Il lavoro di Braendle mostra che il matricidio è in realtà una risposta plastica codificata nei geni che, in seguito ad una mutazione, è diventata permanente. Quindi, 200 anni dopo, i biologi stanno rendendosi conto che Lamarck non ha sbagliato nel sottolineare che risposte rapide e flessibili all’ambiente – ciò che i biologi ora conoscono come plasticità – possono guidare un cambiamento duraturo. Ma, e in questo aveva ragione Darwin e poi Mendel, le mutazioni appaiono anche in questo caso come importanti motori dell’evoluzione. Le risposte all’ambiente “possono essere i precursori e i geni sono i seguaci”, afferma Gibert. “Questo è un cambiamento nel modo di pensare”.

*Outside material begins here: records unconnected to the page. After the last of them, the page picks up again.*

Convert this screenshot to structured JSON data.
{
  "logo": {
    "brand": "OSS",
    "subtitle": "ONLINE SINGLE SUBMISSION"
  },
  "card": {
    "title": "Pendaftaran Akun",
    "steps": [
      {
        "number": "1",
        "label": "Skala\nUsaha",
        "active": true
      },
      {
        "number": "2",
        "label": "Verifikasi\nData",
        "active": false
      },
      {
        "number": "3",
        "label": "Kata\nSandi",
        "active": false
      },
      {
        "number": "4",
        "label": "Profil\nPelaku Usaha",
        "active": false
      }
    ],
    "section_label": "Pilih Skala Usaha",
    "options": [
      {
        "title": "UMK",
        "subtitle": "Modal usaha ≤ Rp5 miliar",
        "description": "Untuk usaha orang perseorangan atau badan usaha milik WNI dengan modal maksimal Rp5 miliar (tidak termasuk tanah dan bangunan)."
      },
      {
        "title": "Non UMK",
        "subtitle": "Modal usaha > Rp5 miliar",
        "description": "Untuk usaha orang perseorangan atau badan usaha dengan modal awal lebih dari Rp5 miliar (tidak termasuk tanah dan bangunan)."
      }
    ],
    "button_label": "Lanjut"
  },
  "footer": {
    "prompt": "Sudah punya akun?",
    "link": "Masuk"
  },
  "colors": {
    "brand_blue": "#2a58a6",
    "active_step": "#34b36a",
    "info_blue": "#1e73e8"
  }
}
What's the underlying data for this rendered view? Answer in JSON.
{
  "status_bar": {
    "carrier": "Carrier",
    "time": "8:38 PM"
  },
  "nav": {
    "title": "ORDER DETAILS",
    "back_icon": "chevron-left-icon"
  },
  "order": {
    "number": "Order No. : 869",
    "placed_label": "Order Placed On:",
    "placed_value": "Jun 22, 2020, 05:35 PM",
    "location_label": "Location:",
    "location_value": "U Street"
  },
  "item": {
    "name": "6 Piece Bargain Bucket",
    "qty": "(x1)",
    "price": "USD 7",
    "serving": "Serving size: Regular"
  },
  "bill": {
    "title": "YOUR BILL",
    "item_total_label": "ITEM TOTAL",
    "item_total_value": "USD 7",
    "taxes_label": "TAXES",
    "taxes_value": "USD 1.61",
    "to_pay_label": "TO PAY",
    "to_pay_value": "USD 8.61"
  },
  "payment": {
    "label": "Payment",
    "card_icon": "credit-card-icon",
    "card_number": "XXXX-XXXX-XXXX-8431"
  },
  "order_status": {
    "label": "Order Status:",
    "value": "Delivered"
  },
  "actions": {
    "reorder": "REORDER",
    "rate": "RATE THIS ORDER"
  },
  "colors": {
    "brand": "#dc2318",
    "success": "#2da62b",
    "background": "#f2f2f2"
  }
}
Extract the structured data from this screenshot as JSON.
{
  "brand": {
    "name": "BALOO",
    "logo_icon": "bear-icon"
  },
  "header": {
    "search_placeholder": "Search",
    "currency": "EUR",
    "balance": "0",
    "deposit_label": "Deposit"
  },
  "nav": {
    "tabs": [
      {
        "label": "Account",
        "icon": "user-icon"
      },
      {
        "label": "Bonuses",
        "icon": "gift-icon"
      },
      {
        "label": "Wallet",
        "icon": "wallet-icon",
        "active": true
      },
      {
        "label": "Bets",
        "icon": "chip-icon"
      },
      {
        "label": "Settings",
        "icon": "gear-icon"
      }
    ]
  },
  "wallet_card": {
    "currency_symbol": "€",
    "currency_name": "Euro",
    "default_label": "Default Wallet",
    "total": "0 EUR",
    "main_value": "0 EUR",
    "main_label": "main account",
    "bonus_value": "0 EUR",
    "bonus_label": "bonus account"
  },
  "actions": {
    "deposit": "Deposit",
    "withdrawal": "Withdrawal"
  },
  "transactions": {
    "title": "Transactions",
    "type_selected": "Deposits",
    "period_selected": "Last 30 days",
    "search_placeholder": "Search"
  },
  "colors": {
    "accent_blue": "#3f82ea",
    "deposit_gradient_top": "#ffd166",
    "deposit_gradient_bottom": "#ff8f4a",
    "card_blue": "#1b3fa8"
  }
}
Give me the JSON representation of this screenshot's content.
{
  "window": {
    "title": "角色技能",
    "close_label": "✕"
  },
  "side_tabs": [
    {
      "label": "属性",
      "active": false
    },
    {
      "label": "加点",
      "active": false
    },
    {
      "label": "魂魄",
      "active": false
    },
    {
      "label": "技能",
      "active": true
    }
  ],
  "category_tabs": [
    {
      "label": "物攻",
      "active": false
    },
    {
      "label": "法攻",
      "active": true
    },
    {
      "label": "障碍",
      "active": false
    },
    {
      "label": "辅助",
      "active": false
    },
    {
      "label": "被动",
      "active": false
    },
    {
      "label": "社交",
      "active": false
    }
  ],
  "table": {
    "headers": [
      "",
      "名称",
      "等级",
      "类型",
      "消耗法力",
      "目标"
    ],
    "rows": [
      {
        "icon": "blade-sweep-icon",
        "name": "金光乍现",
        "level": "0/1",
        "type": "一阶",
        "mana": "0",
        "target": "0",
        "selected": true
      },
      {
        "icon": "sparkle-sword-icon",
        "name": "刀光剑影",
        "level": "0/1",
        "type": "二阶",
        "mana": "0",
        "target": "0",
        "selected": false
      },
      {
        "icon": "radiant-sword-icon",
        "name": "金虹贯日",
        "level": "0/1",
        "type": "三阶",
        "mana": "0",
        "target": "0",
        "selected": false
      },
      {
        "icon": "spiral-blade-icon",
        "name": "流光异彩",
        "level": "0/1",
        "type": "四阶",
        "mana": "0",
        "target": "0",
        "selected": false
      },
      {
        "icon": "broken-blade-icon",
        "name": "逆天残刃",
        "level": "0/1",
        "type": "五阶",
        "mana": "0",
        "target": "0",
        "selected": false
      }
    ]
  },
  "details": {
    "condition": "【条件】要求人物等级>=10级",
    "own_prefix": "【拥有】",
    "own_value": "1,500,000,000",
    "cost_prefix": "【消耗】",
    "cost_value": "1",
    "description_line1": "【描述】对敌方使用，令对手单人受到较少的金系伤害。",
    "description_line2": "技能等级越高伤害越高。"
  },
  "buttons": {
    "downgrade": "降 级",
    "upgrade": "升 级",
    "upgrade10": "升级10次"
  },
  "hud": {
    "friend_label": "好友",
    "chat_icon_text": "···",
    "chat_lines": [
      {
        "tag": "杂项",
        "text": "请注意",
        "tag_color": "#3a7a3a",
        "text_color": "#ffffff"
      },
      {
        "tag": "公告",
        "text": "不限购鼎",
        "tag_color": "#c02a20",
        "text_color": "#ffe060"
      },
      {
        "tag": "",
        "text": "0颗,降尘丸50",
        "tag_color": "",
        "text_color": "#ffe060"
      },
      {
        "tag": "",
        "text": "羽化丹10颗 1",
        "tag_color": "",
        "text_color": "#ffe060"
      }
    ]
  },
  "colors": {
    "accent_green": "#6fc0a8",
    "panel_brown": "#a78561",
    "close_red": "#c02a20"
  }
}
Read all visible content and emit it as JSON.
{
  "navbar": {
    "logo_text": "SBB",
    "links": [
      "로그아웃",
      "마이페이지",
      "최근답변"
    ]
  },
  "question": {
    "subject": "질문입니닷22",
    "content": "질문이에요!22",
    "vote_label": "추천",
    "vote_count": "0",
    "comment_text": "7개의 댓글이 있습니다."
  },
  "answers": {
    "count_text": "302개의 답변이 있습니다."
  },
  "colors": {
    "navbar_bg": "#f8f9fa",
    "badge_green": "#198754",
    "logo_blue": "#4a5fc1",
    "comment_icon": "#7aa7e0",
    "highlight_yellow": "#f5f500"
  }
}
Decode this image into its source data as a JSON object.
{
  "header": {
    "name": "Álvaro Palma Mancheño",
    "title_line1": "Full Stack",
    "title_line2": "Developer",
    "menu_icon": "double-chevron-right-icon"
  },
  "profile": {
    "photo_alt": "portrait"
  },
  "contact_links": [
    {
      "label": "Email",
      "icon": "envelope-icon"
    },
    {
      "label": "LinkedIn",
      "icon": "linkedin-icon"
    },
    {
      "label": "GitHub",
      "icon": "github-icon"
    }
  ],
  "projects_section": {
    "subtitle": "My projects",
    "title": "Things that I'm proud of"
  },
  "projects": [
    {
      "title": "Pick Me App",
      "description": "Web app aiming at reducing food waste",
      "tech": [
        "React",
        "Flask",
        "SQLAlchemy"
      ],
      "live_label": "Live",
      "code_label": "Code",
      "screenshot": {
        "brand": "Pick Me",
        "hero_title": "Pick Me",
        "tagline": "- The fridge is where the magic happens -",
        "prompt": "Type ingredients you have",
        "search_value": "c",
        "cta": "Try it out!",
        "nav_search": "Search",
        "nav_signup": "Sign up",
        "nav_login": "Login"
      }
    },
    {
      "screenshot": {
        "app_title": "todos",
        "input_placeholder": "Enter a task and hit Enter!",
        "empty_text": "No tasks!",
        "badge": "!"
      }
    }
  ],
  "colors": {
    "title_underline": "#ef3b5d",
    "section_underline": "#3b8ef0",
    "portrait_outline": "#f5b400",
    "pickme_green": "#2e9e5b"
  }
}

Ma non ci fermiamo qui; nella prossima puntata vedremo di indirizzare verso la risposta a un enigma: se è chiaro che di fronte ad un evento ambientale catastrofico, una mutazione casuale può far sopravvivere un individuo (per esempio rendendolo tollerante ad un veleno sparso nell’ambiente) mentre tutti gli altri muoiono, come si spiega che i cambiamenti degli individui e delle specie abbiano invece riguardato anche dei tratti che non servono a sopravvivere (per esempio l’accorciamento progressivo delle dita dei piedi o l’aumento di statura umana nei secoli?
Ricordiamo comunque che… l’evoluzione è in evoluzione e le teorie si sommano a teorie.